Go Back  FlyerTalk Forums > Travel&Dining > Travel Tools
Reload this Page >

ITA software scrape

Community
Wiki Posts
Search

ITA software scrape

Thread Tools
 
Search this Thread
 
Old Dec 4, 2018, 7:57 am
  #1  
Original Poster
 
Join Date: Sep 2004
Programs: LH HON, AF Plat, BA Gold, SPG Plat, HHo Gold
Posts: 155
ITA software scrape

Just curious, whether anybody has succeeded in creating a scraping script for ITA software. I have seen a post over on headforpoints, which suggested it was possible. Any insight?

Thanks,

Jan
Jan@BRU is offline  
Old Dec 4, 2018, 11:28 pm
  #2  
Moderator: Hyatt; FlyerTalk Evangelist
 
Join Date: Jun 2015
Location: WAS
Programs: :rolleyes:, DL DM, Mlife Plat, Caesars Diam, Marriott Tit, UA Gold, Hyatt Glob, invol FT beta tester
Posts: 18,889
Originally Posted by Jan@BRU
Just curious, whether anybody has succeeded in creating a scraping script for ITA software. I have seen a post over on headforpoints, which suggested it was possible. Any insight?

Thanks,

Jan
What exactly do you mean by scraping?

Are you looking for functionality provided by either the Userscript or bookwithmatrix?

ITA-Matrix-PowerTools - Userscript for Orbitz/DL/UA/AA/BA/CZ/IB/LA/LH/LX/TK

BookWithMatrix.com: a tool to easily book with ITA Matrix
Zorak is offline  
Old Dec 7, 2018, 8:22 am
  #3  
Original Poster
 
Join Date: Sep 2004
Programs: LH HON, AF Plat, BA Gold, SPG Plat, HHo Gold
Posts: 155
Zorak,
No -- that's what I mean. From what I understand, the tools you mention assist you in purchasing specific search results, which indeed is a big help.

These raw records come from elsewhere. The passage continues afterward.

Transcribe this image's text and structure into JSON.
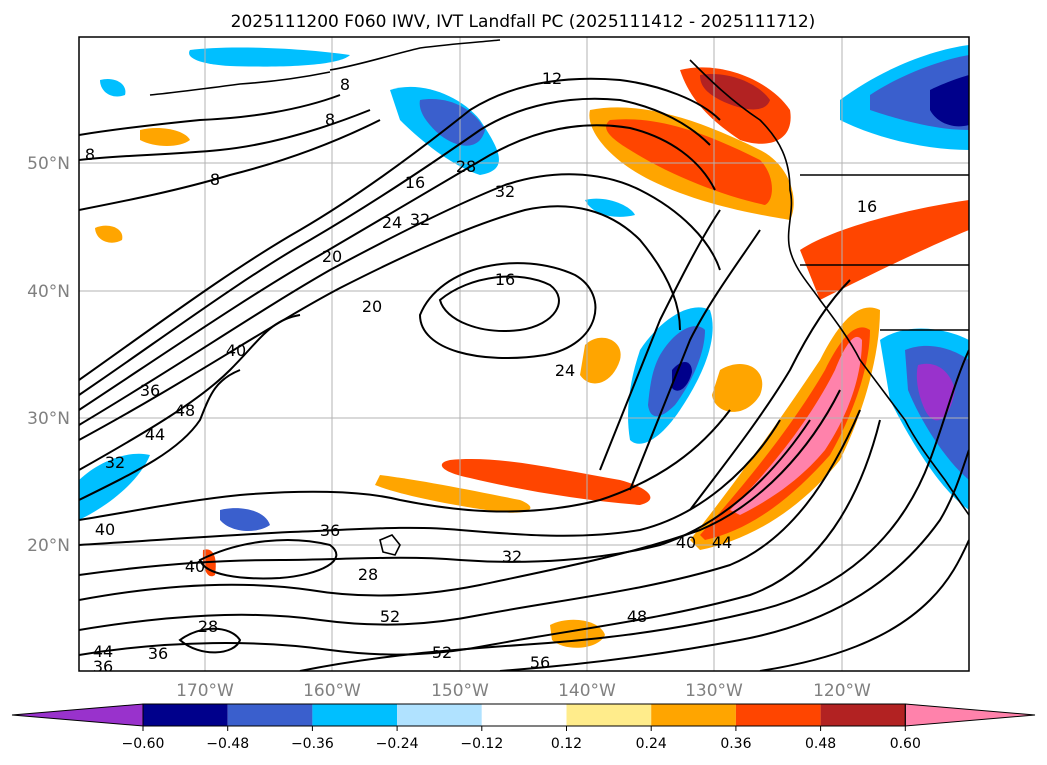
{
  "title": "2025111200 F060 IWV, IVT Landfall PC (2025111412 - 2025111712)",
  "lat_labels": [
    "50°N",
    "40°N",
    "30°N",
    "20°N"
  ],
  "lon_labels": [
    "170°W",
    "160°W",
    "150°W",
    "140°W",
    "130°W",
    "120°W"
  ],
  "colorbar": {
    "tick_labels": [
      "−0.60",
      "−0.48",
      "−0.36",
      "−0.24",
      "−0.12",
      "0.12",
      "0.24",
      "0.36",
      "0.48",
      "0.60"
    ],
    "colors": [
      "#9932cc",
      "#00008b",
      "#3a5fcd",
      "#00bfff",
      "#b0e2ff",
      "#ffffff",
      "#ffec8b",
      "#ffa500",
      "#ff4500",
      "#b22222",
      "#ff82ab"
    ]
  },
  "contour_labels": [
    {
      "text": "12"
    },
    {
      "text": "8"
    },
    {
      "text": "8"
    },
    {
      "text": "8"
    },
    {
      "text": "8"
    },
    {
      "text": "16"
    },
    {
      "text": "28"
    },
    {
      "text": "32"
    },
    {
      "text": "24"
    },
    {
      "text": "32"
    },
    {
      "text": "20"
    },
    {
      "text": "16"
    },
    {
      "text": "20"
    },
    {
      "text": "40"
    },
    {
      "text": "36"
    },
    {
      "text": "48"
    },
    {
      "text": "44"
    },
    {
      "text": "32"
    },
    {
      "text": "24"
    },
    {
      "text": "40"
    },
    {
      "text": "36"
    },
    {
      "text": "40"
    },
    {
      "text": "28"
    },
    {
      "text": "32"
    },
    {
      "text": "52"
    },
    {
      "text": "40"
    },
    {
      "text": "44"
    },
    {
      "text": "48"
    },
    {
      "text": "52"
    },
    {
      "text": "56"
    },
    {
      "text": "28"
    },
    {
      "text": "36"
    },
    {
      "text": "44"
    },
    {
      "text": "36"
    },
    {
      "text": "16"
    }
  ]
}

Scraping refers to automating requests sent to a website and harvesting the results.
Take for example the recently introduced limitation on ITA to limit the jointly queried departure points to cities in a single country. If you want to do a regional query of flights from all departure points in neighboring countries, you need to several requests.
Scraping would run a script, send out a request, wait for the results to display and than store the results before moving on the next request automatically etc.
It's obvious that google discourages that kind of data harvesting and has put in place a few barriers to do it.... I was wondering whether somebody has managed to successfully scrape ITA nonetheless.

Thanks

Jan
Jan@BRU is offline  
Old Dec 7, 2018, 10:10 am
  #4  
Moderator: Hyatt; FlyerTalk Evangelist
 
Join Date: Jun 2015
Location: WAS
Programs: :rolleyes:, DL DM, Mlife Plat, Caesars Diam, Marriott Tit, UA Gold, Hyatt Glob, invol FT beta tester
Posts: 18,889
I know what scraping means in general, but wanted to understand your specific use case and whether it had to do with booking or searching.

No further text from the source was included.